Everything belongs to God. All truth is his. I can celebrate truth where ever I see it. I do agree that we must be discerning though, about what will lead us into sin, but I trust that the Spirit will lead us into all truth!

Andrew, all I have to say is that you are, as usual, much better at articulating thoughts than I am. WE shall have to discuss Jerram's talk (and other things) further. Also, if I don't see you before tomorrow, enjoy Sigur Ros. Thewyr muusici iis soowe gwoode.

By the way, that last comment was by me.

Indeed. I think the whole Fundamentalist fear of everything "secular" is due to a misunderstanding of what it means to be "in the world but not of it."

BTW, I was responding to Stacy's comment, when Eric slipped his in. Thanks for your affirmation, Eric, and we'll certainly be discussing these things in more detail.

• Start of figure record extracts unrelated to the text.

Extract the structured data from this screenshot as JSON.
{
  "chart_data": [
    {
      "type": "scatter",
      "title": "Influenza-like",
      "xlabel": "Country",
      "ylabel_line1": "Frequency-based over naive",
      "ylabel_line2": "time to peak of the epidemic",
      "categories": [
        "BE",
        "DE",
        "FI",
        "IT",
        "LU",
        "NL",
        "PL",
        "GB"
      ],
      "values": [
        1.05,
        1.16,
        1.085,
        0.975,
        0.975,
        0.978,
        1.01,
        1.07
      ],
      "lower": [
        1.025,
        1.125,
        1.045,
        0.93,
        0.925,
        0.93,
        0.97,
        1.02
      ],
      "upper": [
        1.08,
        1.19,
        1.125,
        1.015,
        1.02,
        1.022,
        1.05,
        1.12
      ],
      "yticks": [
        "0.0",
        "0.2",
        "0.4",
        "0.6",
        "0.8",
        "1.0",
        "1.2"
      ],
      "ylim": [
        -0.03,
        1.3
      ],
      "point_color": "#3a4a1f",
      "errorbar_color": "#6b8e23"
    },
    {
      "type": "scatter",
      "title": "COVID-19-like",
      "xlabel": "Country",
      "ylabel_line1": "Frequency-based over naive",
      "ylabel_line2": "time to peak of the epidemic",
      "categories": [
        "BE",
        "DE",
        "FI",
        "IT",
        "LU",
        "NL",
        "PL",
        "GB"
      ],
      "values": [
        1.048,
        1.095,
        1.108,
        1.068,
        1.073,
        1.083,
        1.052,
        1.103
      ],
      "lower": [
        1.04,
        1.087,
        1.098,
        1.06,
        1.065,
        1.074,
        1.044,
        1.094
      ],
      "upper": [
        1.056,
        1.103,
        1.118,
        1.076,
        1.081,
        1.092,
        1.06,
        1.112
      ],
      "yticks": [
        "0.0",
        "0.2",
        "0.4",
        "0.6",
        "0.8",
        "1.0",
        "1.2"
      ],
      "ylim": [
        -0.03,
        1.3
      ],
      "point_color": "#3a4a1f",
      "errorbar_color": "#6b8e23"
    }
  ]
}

Good post. As a young Christian I often "gave up" secular music, thinking that it would give me some kind of a spiritual boost.
Now I enjoy listening to it but maybe I'm more mature and less likely to see the stars as heros to emulate.

I suppose it can be a bit depressing when Christians are wildly enthusiastic about some controvesial star. I find as I get older, I can like the music without liking the lifestyle of the star.

Jerram Barrs has a good talk on Harry Potter on BeThinking.org and he makes some interesting points about how we relate to non-Christian culture.